Apple launched it's new version of the MacBook Air notebook line with 11-inch and 13-inch models. Both versions share a super-slim design (only 0.68 inches at its thickest point and an amazing 0.11 at its thinnest) and weights (2.3 lbs. for the 11-inch and 2.9 lbs for the 13-inch) that are competitive even against netbooks.
But if you think the MacBook Air is all about beauty and not brains, you'd be wrong. Both models feature Intel Core 2 Duo processors, 2GB of RAM (upgradeable to 4GB for a reasonable $100) and rely on speedy flash drives in place of a traditional hard drive. The processors aren't the fastest, but should be more than adequate for most owners. Also on-board is a dedicated NVIDIA GeForce 320M graphics card that will easily drive graphics heavy applications, including games.
Those flash drives offer some additional benefits beyond speed. Because flash storage doesn’t have any moving parts, it tends to be more reliable than traditional hard drives, especially in a travel computer that tends to get banged around. And the flash drives give the MacBook Air instant-on capabilities after placing it in suspend mode (I'm drooling over this one as I think of the 3 minutes 30 seconds it now takes my PC to boot up), and it can stay in standby mode for up to 30 days running just off the battery.

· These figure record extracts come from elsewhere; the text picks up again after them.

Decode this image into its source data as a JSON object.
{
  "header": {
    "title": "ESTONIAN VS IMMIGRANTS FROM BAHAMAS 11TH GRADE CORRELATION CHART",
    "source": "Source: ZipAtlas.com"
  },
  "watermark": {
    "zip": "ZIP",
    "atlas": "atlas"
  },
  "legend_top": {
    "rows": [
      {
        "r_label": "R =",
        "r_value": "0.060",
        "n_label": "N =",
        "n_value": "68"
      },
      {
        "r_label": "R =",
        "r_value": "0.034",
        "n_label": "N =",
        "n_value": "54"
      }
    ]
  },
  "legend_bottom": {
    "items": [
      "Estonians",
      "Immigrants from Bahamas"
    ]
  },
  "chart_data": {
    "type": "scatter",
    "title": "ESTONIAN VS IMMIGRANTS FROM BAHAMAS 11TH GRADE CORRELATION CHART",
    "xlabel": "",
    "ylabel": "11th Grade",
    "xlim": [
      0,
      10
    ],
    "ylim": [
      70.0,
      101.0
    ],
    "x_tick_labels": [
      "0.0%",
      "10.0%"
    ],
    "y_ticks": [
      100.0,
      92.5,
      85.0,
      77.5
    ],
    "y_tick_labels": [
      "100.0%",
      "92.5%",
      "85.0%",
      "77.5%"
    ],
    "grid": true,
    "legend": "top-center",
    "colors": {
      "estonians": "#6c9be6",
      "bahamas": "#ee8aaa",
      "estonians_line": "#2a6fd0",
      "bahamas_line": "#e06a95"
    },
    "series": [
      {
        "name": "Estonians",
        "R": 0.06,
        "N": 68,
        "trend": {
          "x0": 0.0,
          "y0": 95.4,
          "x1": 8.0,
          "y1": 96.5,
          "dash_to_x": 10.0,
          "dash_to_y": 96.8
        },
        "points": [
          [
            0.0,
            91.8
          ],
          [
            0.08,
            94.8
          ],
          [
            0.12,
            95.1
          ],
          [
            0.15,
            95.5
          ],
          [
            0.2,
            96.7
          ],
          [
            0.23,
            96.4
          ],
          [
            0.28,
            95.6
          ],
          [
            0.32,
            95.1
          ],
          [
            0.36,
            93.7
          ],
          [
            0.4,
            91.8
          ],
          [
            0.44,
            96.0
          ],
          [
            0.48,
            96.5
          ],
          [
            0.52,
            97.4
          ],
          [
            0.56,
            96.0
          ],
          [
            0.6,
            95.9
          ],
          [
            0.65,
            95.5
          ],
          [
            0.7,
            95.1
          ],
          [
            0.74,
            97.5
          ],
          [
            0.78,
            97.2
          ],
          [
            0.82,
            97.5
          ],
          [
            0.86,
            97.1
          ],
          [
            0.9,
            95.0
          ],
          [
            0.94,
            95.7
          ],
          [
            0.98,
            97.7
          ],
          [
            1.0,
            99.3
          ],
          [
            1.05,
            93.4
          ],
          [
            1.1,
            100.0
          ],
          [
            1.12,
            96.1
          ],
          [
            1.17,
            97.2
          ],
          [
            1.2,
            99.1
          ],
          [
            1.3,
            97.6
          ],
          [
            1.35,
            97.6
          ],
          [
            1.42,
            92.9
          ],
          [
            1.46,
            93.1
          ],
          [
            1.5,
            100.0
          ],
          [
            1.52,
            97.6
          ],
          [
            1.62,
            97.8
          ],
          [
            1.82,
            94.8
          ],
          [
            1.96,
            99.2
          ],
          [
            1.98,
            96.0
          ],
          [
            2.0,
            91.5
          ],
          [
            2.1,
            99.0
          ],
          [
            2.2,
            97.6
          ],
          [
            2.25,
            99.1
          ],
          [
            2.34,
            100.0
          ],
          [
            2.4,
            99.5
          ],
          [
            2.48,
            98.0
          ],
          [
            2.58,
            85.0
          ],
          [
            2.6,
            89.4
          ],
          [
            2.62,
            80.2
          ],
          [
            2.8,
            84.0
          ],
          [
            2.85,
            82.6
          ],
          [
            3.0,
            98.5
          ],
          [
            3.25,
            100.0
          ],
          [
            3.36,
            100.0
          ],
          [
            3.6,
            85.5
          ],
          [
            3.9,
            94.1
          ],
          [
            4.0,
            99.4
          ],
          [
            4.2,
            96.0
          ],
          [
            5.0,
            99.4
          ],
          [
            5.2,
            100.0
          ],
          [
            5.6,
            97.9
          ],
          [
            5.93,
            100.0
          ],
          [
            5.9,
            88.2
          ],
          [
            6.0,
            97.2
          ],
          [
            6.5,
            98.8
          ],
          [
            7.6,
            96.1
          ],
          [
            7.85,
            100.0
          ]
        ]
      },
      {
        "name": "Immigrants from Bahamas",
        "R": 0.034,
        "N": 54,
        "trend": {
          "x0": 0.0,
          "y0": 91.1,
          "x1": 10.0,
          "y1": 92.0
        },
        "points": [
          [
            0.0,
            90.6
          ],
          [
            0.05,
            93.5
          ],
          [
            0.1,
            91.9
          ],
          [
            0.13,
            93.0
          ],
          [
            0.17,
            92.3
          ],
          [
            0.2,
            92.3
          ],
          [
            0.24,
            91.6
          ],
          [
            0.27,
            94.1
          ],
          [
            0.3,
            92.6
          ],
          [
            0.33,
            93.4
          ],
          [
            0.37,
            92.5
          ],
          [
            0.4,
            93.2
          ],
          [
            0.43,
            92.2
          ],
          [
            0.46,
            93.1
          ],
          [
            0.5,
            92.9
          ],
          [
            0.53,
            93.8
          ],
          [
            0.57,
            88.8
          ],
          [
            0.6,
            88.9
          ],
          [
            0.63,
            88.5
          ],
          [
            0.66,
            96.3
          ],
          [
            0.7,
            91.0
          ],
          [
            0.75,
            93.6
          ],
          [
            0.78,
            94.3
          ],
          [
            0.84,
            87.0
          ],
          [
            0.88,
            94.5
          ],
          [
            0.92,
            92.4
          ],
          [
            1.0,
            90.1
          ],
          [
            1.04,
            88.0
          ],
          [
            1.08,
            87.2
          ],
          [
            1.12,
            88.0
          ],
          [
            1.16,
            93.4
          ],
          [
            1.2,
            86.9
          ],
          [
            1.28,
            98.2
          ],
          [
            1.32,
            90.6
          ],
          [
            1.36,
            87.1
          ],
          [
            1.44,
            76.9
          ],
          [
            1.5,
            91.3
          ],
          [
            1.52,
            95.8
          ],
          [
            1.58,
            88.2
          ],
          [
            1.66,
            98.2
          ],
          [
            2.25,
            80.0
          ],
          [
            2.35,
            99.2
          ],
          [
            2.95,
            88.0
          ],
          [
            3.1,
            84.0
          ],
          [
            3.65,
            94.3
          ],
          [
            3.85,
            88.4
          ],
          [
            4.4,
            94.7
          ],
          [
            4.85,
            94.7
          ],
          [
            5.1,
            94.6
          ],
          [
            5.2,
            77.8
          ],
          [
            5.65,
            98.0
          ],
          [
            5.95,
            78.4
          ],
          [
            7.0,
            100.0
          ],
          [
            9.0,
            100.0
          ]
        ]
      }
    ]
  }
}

Apple also took advantage of the extra space provided from using flash storage to increase battery size. Claimed battery life is up to 5 hours on the 11-inch MacBook Air and 7 hours for the 13-inch model. One drawback, though, is that flash drives are very small compared to traditional drives. The entry level 11-inch model comes with a 64GB drive and even the high-end 13-inch model has only 256GB of storage.
Screen resolution is very good for their size. The 11-inch model offers 1,366 by 768 pixels and the 13-inch model 1,440 by 900 pixels—both high enough to watch movies in HD.
Other goodies on the MacBook Air include a multi-touch trackpad, a FaceTime camera (which I assume would work just as well with Skype, too), DisplayPort adapter and Wireless-n networking.
What's always been missing on the AirBook is an optical drive, which is becoming less and less necessary as more software and content can be downloaded from the Internet, and built-in 3G/4G broadband. And with no built-in Ethernet port, travelers might want to purchase the $29 Ethernet Adapter.